20 Jan Enhancing sustainable finance – how investors can support the transition to net zero?
As the sustainable finance industry continues expanding, asset managers are experiencing further pressure to utilise their financial skills and work towards a greener future.
Last year was a pivotal period where investors started to seriously look at how they could support the transition towards a net-zero economy. Membership of the UN managed Net Zero Asset Owner Alliance coalition increased significantly. A Net Zero Asset Managers program was introduced, and several of the most prominent asset managers shifted their focus on shareholder climate plans and fossil fuel-related asset risks. 2020 was also a pivotal year for environmental social and governance (ESG) stocks which outperformed other major markets during the economic downturn.

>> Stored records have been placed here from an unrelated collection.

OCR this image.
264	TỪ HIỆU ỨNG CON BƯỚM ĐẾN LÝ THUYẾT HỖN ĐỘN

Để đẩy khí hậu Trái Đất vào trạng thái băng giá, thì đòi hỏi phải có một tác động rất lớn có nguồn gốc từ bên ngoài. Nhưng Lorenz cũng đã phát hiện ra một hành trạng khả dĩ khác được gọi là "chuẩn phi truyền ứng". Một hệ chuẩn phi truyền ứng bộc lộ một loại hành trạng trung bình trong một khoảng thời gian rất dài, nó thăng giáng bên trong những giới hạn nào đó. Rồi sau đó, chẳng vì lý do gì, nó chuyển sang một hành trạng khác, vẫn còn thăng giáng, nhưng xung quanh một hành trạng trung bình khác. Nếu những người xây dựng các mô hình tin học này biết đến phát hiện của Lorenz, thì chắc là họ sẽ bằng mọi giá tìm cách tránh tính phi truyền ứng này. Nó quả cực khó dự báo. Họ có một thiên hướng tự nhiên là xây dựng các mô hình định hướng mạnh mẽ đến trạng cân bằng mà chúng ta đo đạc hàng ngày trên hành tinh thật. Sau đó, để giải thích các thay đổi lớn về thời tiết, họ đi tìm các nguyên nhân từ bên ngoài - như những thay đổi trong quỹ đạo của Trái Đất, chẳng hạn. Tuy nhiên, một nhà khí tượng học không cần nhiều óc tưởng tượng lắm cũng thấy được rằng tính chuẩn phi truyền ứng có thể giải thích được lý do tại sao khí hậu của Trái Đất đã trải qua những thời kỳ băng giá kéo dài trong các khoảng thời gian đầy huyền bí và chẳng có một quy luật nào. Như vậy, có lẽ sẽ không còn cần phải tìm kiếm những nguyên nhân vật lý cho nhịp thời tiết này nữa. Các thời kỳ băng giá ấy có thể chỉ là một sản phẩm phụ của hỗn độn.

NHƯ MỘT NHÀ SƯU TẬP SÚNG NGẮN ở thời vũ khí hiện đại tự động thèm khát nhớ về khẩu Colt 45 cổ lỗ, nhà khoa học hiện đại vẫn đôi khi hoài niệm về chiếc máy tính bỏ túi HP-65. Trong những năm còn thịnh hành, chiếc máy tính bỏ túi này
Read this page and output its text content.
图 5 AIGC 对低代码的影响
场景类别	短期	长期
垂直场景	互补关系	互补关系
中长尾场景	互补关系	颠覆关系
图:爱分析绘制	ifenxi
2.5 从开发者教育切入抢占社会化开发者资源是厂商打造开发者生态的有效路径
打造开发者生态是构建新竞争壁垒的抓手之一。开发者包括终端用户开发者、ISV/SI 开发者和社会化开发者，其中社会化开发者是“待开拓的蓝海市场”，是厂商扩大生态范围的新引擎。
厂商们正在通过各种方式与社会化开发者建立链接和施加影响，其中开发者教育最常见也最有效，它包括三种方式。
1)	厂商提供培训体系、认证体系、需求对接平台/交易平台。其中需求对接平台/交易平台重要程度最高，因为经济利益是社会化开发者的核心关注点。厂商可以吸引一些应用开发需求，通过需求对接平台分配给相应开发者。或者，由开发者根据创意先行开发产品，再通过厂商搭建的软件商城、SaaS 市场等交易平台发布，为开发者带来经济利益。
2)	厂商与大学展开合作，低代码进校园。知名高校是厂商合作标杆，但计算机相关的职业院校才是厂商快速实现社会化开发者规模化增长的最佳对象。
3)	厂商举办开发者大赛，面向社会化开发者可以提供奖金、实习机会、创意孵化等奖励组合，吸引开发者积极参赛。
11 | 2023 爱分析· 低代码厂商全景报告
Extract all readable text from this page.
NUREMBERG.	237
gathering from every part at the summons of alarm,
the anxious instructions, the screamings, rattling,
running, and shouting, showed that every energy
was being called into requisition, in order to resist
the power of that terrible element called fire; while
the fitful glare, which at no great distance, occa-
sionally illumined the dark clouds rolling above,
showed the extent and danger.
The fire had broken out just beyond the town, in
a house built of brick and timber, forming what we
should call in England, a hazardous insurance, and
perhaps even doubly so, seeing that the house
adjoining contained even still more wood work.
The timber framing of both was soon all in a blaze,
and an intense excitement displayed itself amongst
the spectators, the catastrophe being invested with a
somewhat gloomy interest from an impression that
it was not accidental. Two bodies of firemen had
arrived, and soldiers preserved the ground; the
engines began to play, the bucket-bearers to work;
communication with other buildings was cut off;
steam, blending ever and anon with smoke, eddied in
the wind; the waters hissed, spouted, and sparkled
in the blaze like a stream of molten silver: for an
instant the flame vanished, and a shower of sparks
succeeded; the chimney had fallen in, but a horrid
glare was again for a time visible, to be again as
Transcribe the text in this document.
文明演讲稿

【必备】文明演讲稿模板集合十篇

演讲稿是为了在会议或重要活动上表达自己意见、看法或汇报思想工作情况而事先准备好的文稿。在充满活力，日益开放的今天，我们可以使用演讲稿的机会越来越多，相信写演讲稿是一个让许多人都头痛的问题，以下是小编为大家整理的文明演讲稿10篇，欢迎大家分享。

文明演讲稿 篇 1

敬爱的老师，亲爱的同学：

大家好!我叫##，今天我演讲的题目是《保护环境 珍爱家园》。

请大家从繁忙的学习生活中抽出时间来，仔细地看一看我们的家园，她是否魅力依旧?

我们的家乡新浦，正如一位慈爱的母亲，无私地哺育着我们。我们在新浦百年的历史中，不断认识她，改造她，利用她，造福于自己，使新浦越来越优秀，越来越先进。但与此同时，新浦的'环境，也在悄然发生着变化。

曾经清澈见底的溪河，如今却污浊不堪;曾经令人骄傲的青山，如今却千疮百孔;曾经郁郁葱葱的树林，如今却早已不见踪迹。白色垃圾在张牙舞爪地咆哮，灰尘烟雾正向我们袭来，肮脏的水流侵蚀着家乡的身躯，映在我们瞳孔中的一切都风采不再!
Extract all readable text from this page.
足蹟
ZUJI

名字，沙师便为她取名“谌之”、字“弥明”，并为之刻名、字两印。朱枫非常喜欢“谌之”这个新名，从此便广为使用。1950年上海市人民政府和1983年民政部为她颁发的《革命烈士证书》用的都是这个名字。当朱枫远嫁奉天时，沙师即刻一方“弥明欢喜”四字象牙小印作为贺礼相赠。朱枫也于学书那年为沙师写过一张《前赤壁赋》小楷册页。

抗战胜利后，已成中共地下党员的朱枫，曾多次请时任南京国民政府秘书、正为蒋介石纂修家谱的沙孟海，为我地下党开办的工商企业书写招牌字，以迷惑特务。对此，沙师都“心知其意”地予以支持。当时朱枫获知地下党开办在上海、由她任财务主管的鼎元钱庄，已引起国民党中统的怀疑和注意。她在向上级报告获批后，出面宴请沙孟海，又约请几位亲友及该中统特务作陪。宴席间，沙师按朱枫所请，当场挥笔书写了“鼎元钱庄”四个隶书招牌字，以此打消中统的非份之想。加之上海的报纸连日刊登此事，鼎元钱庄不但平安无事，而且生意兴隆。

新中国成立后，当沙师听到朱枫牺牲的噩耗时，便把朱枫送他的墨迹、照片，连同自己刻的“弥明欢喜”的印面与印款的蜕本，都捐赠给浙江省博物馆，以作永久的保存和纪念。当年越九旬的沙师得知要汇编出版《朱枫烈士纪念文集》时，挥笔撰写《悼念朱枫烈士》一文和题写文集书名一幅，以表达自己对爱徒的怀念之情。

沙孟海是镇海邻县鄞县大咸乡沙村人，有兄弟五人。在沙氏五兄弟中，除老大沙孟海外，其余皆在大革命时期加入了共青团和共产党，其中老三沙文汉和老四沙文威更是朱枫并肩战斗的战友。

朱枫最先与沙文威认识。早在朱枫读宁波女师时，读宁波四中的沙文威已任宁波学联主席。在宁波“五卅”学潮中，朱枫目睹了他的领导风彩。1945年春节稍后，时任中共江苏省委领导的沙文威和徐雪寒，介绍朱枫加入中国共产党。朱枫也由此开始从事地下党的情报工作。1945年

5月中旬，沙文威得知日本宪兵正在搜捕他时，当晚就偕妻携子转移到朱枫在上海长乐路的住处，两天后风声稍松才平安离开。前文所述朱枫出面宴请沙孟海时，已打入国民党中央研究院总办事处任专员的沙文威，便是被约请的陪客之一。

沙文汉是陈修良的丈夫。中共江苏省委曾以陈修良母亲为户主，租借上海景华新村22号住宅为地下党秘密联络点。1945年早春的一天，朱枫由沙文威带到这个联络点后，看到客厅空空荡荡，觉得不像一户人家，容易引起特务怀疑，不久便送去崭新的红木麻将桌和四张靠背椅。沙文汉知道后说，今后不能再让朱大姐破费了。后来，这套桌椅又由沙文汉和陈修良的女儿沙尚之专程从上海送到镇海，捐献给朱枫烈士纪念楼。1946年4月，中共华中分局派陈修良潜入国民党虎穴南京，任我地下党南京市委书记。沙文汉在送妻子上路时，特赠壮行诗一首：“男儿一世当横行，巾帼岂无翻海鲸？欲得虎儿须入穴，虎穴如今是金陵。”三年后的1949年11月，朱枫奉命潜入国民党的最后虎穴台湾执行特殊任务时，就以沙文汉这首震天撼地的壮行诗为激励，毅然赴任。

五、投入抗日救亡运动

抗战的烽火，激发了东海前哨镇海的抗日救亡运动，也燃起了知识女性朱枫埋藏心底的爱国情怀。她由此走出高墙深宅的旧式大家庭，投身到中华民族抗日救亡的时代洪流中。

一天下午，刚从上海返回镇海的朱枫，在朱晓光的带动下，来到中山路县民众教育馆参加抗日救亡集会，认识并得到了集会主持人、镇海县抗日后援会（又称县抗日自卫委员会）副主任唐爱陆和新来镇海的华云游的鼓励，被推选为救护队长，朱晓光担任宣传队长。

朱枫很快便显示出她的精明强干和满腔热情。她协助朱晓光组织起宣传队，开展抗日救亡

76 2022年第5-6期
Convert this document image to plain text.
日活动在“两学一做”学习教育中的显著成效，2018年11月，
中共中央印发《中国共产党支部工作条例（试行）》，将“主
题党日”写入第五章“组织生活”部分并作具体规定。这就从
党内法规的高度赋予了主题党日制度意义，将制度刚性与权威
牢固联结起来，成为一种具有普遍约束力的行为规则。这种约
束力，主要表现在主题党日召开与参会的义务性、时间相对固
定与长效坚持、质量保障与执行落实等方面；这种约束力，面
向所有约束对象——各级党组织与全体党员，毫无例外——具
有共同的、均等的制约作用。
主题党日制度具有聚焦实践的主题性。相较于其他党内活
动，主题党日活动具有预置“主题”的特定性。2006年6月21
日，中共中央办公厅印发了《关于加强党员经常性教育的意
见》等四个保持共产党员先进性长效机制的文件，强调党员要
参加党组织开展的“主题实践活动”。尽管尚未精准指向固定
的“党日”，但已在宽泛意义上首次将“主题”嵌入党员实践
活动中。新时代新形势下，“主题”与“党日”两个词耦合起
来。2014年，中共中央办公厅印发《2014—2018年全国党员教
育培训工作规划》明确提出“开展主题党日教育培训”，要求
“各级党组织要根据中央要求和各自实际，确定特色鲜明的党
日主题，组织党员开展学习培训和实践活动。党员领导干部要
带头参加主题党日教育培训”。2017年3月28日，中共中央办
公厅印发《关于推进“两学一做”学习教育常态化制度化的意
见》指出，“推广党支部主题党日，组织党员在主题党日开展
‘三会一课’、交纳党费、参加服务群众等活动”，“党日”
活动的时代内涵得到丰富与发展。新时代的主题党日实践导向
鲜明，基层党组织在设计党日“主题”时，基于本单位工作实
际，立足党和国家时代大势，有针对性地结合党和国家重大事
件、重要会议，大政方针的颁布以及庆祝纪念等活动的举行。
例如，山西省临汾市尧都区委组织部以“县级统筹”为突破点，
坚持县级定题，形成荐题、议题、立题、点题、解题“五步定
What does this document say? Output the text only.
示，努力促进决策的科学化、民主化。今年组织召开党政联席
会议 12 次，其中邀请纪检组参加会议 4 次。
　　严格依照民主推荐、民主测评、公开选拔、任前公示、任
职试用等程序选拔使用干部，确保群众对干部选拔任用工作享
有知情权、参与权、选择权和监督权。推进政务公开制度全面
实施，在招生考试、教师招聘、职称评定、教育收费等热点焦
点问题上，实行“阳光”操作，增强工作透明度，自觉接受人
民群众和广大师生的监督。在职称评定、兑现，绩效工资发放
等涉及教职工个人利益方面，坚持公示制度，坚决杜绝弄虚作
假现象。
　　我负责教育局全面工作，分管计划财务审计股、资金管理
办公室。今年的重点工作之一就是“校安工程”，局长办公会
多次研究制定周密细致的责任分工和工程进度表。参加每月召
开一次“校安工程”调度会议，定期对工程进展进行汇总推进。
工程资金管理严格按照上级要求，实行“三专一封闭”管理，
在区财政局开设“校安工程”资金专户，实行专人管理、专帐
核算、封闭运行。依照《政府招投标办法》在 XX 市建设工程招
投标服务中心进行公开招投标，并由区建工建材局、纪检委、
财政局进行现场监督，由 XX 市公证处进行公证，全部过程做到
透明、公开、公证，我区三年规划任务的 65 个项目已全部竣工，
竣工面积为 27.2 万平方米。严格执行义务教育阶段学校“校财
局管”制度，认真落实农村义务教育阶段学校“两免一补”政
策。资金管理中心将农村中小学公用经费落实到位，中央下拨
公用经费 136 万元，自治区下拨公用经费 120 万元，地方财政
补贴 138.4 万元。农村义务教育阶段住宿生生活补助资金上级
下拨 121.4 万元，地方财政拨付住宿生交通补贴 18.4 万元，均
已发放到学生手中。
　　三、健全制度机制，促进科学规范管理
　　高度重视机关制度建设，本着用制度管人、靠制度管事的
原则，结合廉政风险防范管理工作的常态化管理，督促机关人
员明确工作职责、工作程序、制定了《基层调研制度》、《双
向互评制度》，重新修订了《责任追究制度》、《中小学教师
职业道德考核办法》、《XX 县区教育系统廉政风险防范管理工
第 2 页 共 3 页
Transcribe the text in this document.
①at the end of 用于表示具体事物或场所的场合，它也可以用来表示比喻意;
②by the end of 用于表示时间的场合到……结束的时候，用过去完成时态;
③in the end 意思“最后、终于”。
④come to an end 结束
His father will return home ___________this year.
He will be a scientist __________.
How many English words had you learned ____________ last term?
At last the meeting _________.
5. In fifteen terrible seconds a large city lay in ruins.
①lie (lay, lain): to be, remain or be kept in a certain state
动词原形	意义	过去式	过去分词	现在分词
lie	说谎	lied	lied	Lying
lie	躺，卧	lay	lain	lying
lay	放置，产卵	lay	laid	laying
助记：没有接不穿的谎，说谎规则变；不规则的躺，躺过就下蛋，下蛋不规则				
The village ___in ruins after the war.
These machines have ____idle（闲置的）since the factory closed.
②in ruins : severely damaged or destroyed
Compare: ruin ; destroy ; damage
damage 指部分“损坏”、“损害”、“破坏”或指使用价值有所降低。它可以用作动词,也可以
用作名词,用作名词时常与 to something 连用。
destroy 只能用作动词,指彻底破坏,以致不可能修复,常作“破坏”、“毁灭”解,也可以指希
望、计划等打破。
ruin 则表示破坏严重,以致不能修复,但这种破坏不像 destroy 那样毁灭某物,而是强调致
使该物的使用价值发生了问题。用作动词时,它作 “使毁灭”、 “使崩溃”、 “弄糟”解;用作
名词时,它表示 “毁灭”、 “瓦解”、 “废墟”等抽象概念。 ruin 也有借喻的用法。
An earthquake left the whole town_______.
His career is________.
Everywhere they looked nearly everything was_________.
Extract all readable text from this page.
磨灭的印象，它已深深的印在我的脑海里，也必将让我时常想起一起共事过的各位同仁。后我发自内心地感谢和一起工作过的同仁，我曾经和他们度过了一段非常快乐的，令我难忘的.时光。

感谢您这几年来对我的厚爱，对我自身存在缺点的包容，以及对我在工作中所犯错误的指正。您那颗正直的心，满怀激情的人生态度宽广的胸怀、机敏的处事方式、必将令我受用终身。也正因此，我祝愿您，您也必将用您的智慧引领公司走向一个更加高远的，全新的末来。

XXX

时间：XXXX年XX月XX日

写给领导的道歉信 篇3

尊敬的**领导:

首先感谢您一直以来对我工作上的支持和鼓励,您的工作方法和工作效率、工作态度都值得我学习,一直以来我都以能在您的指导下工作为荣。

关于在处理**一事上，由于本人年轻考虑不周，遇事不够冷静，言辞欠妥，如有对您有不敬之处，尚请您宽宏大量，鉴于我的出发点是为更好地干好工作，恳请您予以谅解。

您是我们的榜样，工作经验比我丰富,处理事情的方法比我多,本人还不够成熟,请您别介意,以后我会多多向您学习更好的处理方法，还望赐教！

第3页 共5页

While the shift in plans is promising, the reshaping of the financial system will require more than ambition to implement a greener stance. A fragmented approach to regulations and a widening range of ratings and reporting frameworks with differing scoring and sustainability criteria has caused some to criticise the overall sustainable finance movement as disorderly and vulnerable to ‘greenwashing’. While there have been advancements in committing to net zero and climate action, there is still much to be done in terms of solidifying funds and pensions as genuine low carbon, standardising risk reporting and ensuring investors can access all the information regarding climate and transition risks.
Sagarika Chatterjee, director of climate change at the Principles for Responsible Investment (PRI) explains that investors must be a top priority in terms of delivering a more standardised ESG reporting framework. Chatterjee emphasises the needs for convergence, creating a more consistent approach and enabling a comprehensive review of all data provided by businesses. Chatterjee states that regulators are focusing more attention on this issue and will likely play a pivotal role in standardising the overall ESG rating market.
Climate-related risk is another important area, and more businesses are generating annual reports following the Taskforce for Climate-related Financial Disclosures (TCFDs), but there are still some that are ignoring this area. Hannah Simons, the head of sustainability strategy at Schroders, believes businesses shouldn’t let incomplete data be a barrier to delivering climate-related risk disclosures. Simons explains that every business should begin disclosing because as time progresses and you continue to make changes, reports and progress can be updated. Furthermore, Simons highlights that for those that are cautious to disclose climate-related risks may have little choice in the matter. The UK government has announced plans to make TCFD reporting mandatory and Simons highlights that new sustainable finance disclosure regulation due to be implemented in the EU this March will have an impact on the UK. New regulations should offer added support for clients looking to determine which approach to take in terms of ESG integration and impact investing.
Mark Campanale, the founder of financial think tank Carbon Tracker believes a lot more work is required in terms of restructuring the investment sector and reaching net-zero emissions. Campanale believes that solely focusing on improving the ESG market will not deliver the necessary impact on investor portfolios and the transition of capital towards net-zero emissions. Campanale explains that financial models need to be completely transformed, rebuilding the models to enable investors to future-proof their portfolios and ensure they are sustainable, secure and resilient.
Engagement and divestment strategies are other means of supporting businesses with little associated with climate action to embrace the transition to net-zero business models. The last year has seen a surge in activity in both of these areas. The largest asset manager in the world, BlackRock, has confirmed it will explore new approaches as part of a wider sustainability plan and recently voted against directors in preference of climate action at several high carbon intensity businesses. They also put an end to their active investments in major coal manufacturers.
Shipra Gupta, the head of investment stewardship at Scottish Widows explains that divestment will have some impact but emphasised that exclusion from one investor wouldn’t necessarily prevent a high carbon business from exploring an alternative area that has a destructive impact on the environment. The core objective goes beyond improve our portfolios. It is about having a real impact on our world, according to Gupta.
Campanale refers to Legal & General and their new initiative that enables individuals to have a say on how they vote with shares held in their personal pension and insurance schemes. Campanale believes individuals would be empowered, and the public has more of an active role in investment. Campanale also things that the government should look to implement a policy that ensures businesses make default pension schemes low carbon or no carbon.
Several challenges need addressing in the investment sector but it is promising to see that asset managers are aware of the role they need to play in supporting a transition towards a net-zero economy. The sharp decline in the prices of oil and gas indicates the trends that may emerge over the coming years, especially with the rise of carbon taxes and climate laws. Investors that fail to acknowledge the importance of their role in the net-zero transition will possibly lose out.